Opportunities! Employment, Recreation, and… Saltillo Ambassador!
High school job placement efforts found Alan a part‐time position washing golf carts at a local golf course – a job that has lasted for 15 years! His handheld AAC device (now Saltillo’s Nova‐Chat 5 Plus with PalmChat software) opened up additional employment opportunities, and he was hired in 2006 to work on weekends at a recreation center gym. Employees at the recreation center are required to use twoway
radios to communicate, and a handheld AAC device can easily work with the two‐way radio system. Alan’s Nova‐Chat 5 also allows direct communication with clientele requesting gym equipment, or needing assistance with gym rules. In one case, a client was injured in a volleyball game and required emergency medical assistance. Alan used his Saltillo AAC device with the two‐way radio to call for help.

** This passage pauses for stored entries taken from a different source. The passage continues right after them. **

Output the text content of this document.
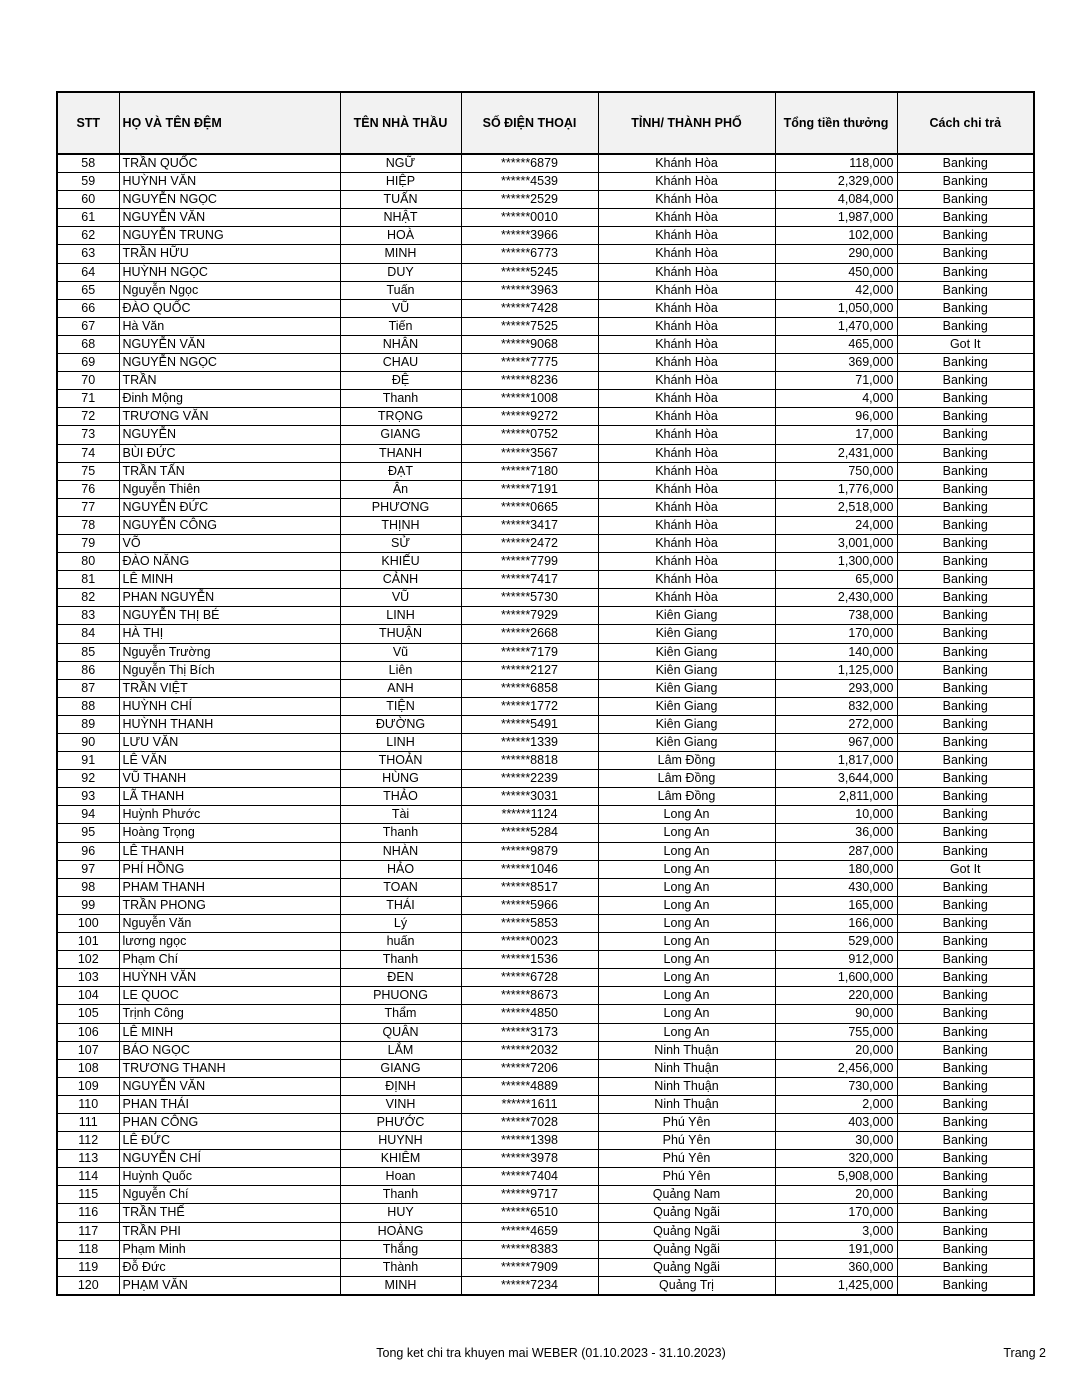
STT	HỌ VÀ TÊN ĐỆM	TÊN NHÀ THẦU	SỐ ĐIỆN THOẠI	TỈNH/ THÀNH PHỐ	Tổng tiền thưởng	Cách chi trả
58	TRẦN QUỐC	NGỮ	******6879	Khánh Hòa	118,000	Banking
59	HUỲNH VĂN	HIỆP	******4539	Khánh Hòa	2,329,000	Banking
60	NGUYỄN NGỌC	TUẤN	******2529	Khánh Hòa	4,084,000	Banking
61	NGUYỄN VĂN	NHẬT	******0010	Khánh Hòa	1,987,000	Banking
62	NGUYỄN TRUNG	HOÀ	******3966	Khánh Hòa	102,000	Banking
63	TRẦN HỮU	MINH	******6773	Khánh Hòa	290,000	Banking
64	HUỲNH NGỌC	DUY	******5245	Khánh Hòa	450,000	Banking
65	Nguyễn Ngọc	Tuấn	******3963	Khánh Hòa	42,000	Banking
66	ĐÀO QUỐC	VŨ	******7428	Khánh Hòa	1,050,000	Banking
67	Hà Văn	Tiến	******7525	Khánh Hòa	1,470,000	Banking
68	NGUYỄN VĂN	NHÂN	******9068	Khánh Hòa	465,000	Got It
69	NGUYỄN NGỌC	CHAU	******7775	Khánh Hòa	369,000	Banking
70	TRẦN	ĐỆ	******8236	Khánh Hòa	71,000	Banking
71	Đinh Mộng	Thanh	******1008	Khánh Hòa	4,000	Banking
72	TRƯƠNG VĂN	TRỌNG	******9272	Khánh Hòa	96,000	Banking
73	NGUYỄN	GIANG	******0752	Khánh Hòa	17,000	Banking
74	BÙI ĐỨC	THANH	******3567	Khánh Hòa	2,431,000	Banking
75	TRẦN TẤN	ĐẠT	******7180	Khánh Hòa	750,000	Banking
76	Nguyễn Thiên	Ân	******7191	Khánh Hòa	1,776,000	Banking
77	NGUYỄN ĐỨC	PHƯƠNG	******0665	Khánh Hòa	2,518,000	Banking
78	NGUYỄN CÔNG	THỊNH	******3417	Khánh Hòa	24,000	Banking
79	VÕ	SỬ	******2472	Khánh Hòa	3,001,000	Banking
80	ĐÀO NĂNG	KHIẾU	******7799	Khánh Hòa	1,300,000	Banking
81	LÊ MINH	CẢNH	******7417	Khánh Hòa	65,000	Banking
82	PHAN NGUYỄN	VŨ	******5730	Khánh Hòa	2,430,000	Banking
83	NGUYỄN THỊ BÉ	LINH	******7929	Kiên Giang	738,000	Banking
84	HÀ THỊ	THUẬN	******2668	Kiên Giang	170,000	Banking
85	Nguyễn Trường	Vũ	******7179	Kiên Giang	140,000	Banking
86	Nguyễn Thị Bích	Liên	******2127	Kiên Giang	1,125,000	Banking
87	TRẦN VIỆT	ANH	******6858	Kiên Giang	293,000	Banking
88	HUỲNH CHÍ	TIỆN	******1772	Kiên Giang	832,000	Banking
89	HUỲNH THANH	ĐƯỜNG	******5491	Kiên Giang	272,000	Banking
90	LƯU VĂN	LINH	******1339	Kiên Giang	967,000	Banking
91	LÊ VĂN	THOẢN	******8818	Lâm Đồng	1,817,000	Banking
92	VŨ THANH	HÙNG	******2239	Lâm Đồng	3,644,000	Banking
93	LÃ THANH	THẢO	******3031	Lâm Đồng	2,811,000	Banking
94	Huỳnh Phước	Tài	******1124	Long An	10,000	Banking
95	Hoàng Trọng	Thanh	******5284	Long An	36,000	Banking
96	LÊ THANH	NHÀN	******9879	Long An	287,000	Banking
97	PHÍ HỒNG	HẢO	******1046	Long An	180,000	Got It
98	PHAM THANH	TOAN	******8517	Long An	430,000	Banking
99	TRẦN PHONG	THÁI	******5966	Long An	165,000	Banking
100	Nguyễn Văn	Lý	******5853	Long An	166,000	Banking
101	lương ngọc	huấn	******0023	Long An	529,000	Banking
102	Phạm Chí	Thanh	******1536	Long An	912,000	Banking
103	HUỲNH VĂN	ĐEN	******6728	Long An	1,600,000	Banking
104	LE QUOC	PHUONG	******8673	Long An	220,000	Banking
105	Trịnh Công	Thẩm	******4850	Long An	90,000	Banking
106	LÊ MINH	QUÂN	******3173	Long An	755,000	Banking
107	BÁO NGỌC	LẮM	******2032	Ninh Thuận	20,000	Banking
108	TRƯƠNG THANH	GIANG	******7206	Ninh Thuận	2,456,000	Banking
109	NGUYỄN VĂN	ĐỊNH	******4889	Ninh Thuận	730,000	Banking
110	PHAN THÁI	VINH	******1611	Ninh Thuận	2,000	Banking
111	PHAN CÔNG	PHƯỚC	******7028	Phú Yên	403,000	Banking
112	LÊ ĐỨC	HUYNH	******1398	Phú Yên	30,000	Banking
113	NGUYỄN CHÍ	KHIÊM	******3978	Phú Yên	320,000	Banking
114	Huỳnh Quốc	Hoan	******7404	Phú Yên	5,908,000	Banking
115	Nguyễn Chí	Thanh	******9717	Quảng Nam	20,000	Banking
116	TRẦN THẾ	HUY	******6510	Quảng Ngãi	170,000	Banking
117	TRẦN PHI	HOÀNG	******4659	Quảng Ngãi	3,000	Banking
118	Phạm Minh	Thắng	******8383	Quảng Ngãi	191,000	Banking
119	Đỗ Đức	Thành	******7909	Quảng Ngãi	360,000	Banking
120	PHẠM VĂN	MINH	******7234	Quảng Trị	1,425,000	Banking
Tong ket chi tra khuyen mai WEBER (01.10.2023 - 31.10.2023)	Trang 2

Alan had the opportunity to meet Dave Hershberger, and in 2007 Alan became the first Ambassador for Saltillo Corp. He has represented Saltillo Corp. on numerous occasions, including speaking at a Colorado Speech and Hearing Association (CSHA) conference. He also co‐taught a class at the University of Colorado, Boulder, using his AAC device. Here is a photo of Alan pictured with a member of the Saltillo staff, and Dave Hershberger at the 2009 ATIA conference in Orlando, FL.
Alan and his brother Tom (a doctoral student at the U. of Pittsburgh) co‐authored a poster presentation for the 2010 American Speech and Hearing Association (ASHA) conference in Philadelphia. They presented their full paper at the 2012 International Society for Augmentative and Alternative Communication (ISAAC) conference in Pittsburgh.

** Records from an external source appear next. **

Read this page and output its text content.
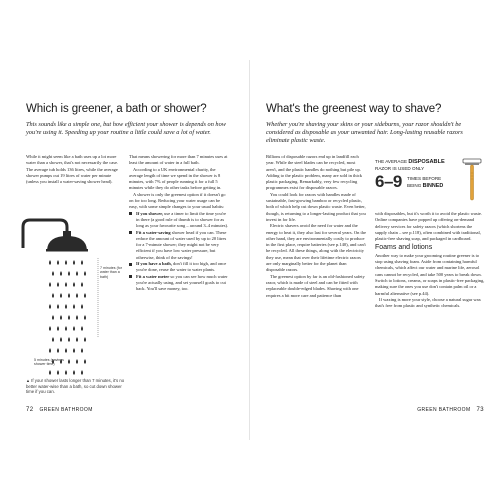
Which is greener, a bath or shower?

This sounds like a simple one, but how efficient your shower is depends on how you're using it. Speeding up your routine a little could save a lot of water.

While it might seem like a bath uses up a lot more water than a shower, that's not necessarily the case. The average tub holds 136 litres, while the average shower pumps out 19 litres of water per minute (unless you install a water-saving shower head).

That means showering for more than 7 minutes uses at least the amount of water in a full bath.

According to a UK environmental charity, the average length of time we spend in the shower is 8 minutes, with 7% of people running it for a full 5 minutes while they do other tasks before getting in.

A shower is only the greenest option if it doesn't go on for too long. Reducing your water usage can be easy, with some simple changes to your usual habits:

If you shower, use a timer to limit the time you're in there (a good rule of thumb is to shower for as long as your favourite song – around 3–4 minutes).
Fit a water-saving shower head if you can. These reduce the amount of water used by up to 20 litres for a 7-minute shower; they might not be very efficient if you have low water pressure, but otherwise, think of the savings!
If you have a bath, don't fill it too high, and once you're done, reuse the water to water plants.
Fit a water meter so you can see how much water you're actually using, and set yourself goals to cut back. You'll save money, too.
7 minutes (for water than a bath)
5 minutes (savings shower time)
▲ If your shower lasts longer than 7 minutes, it's no better water-wise than a bath, so cut down shower time if you can.
72 GREEN BATHROOM
What's the greenest way to shave?

Whether you're shaving your skins or your sideburns, your razor shouldn't be considered as disposable as your unwanted hair. Long-lasting reusable razors eliminate plastic waste.

Billions of disposable razors end up in landfill each year. While the steel blades can be recycled, most aren't, and the plastic handles do nothing but pile up. Adding to the plastic problem, many are sold in thick plastic packaging. Remarkably, very few recycling programmes exist for disposable razors.

You could look for razors with handles made of sustainable, fast-growing bamboo or recycled plastic, both of which help cut down plastic waste. Even better, though, is returning to a longer-lasting product that you invest in for life.

Electric shavers avoid the need for water and the energy to heat it, they also last for several years. On the other hand, they are environmentally costly to produce in the first place, require batteries (see p.140), and can't be recycled. All these things, along with the electricity they use, mean that over their lifetime electric razors are only marginally better for the planet than disposable razors.

The greenest option by far is an old-fashioned safety razor, which is made of steel and can be fitted with replaceable double-edged blades. Shaving with one requires a bit more care and patience than

THE AVERAGE DISPOSABLE
RAZOR IS USED ONLY
6–9 TIMES BEFORE
BEING BINNED

with disposables, but it's worth it to avoid the plastic waste. Online companies have popped up offering on-demand delivery services for safety razors (which shortens the supply chain – see p.118), often combined with traditional, plastic-free shaving soap, and packaged in cardboard.

Foams and lotions

Another way to make your grooming routine greener is to stop using shaving foam. Aside from containing harmful chemicals, which affect our water and marine life, aerosol cans cannot be recycled, and take 500 years to break down. Switch to lotions, creams, or soaps in plastic-free packaging, making sure the ones you use don't contain palm oil or a harmful alternative (see p.44).

If waxing is more your style, choose a natural sugar wax that's free from plastic and synthetic chemicals.

GREEN BATHROOM 73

Alan loves to travel, and has visited numerous places in and outside the U.S. His very favorite place, however, is Easter Seals Rocky Mountain Village in Empire, CO, where he first attended Talking With Technology Camp at the age of seven. He still attends adult camp sessions, and spends some time
volunteering at the camp.
In his spare time, Alan enjoys using his iPad with Saltillo’s TouchChat app, to create iMessages and email messages with family and friends. He uses the text‐to‐speech feature to read his incoming messages. Alan’s iPad station is set up with a ModularHose iPad mount.
Alan enjoys sports, as a fan and as a participant. His favorite sport is basketball; he loves to attend NBA games, and plays Special Olympics basketball. The Denver Nuggets Dancers know Alan by name. This photo of Alan with the Dancers was taken at a Special Olympics basketball tournament, and was posted on the Denver Nuggets NBA website.
Alan’s love of basketball is quite well known. A few years ago, he was recovering from another open‐heart surgery in the ICU. His doctor got the hospital to authorize a sports channel on the hospital TV service so that Alan could watch NBA playoff games during his hospitalization! More recently, Alan spent a night on the cardiac observation floor of the hospital, successfully relying on his Nova‐Chat 5 to communicate with the nurses. It was the first time he ever spent a night in the hospital without a family member to assist with communication. Wow! Life can be quite a journey, and an AAC device can make a huge difference!!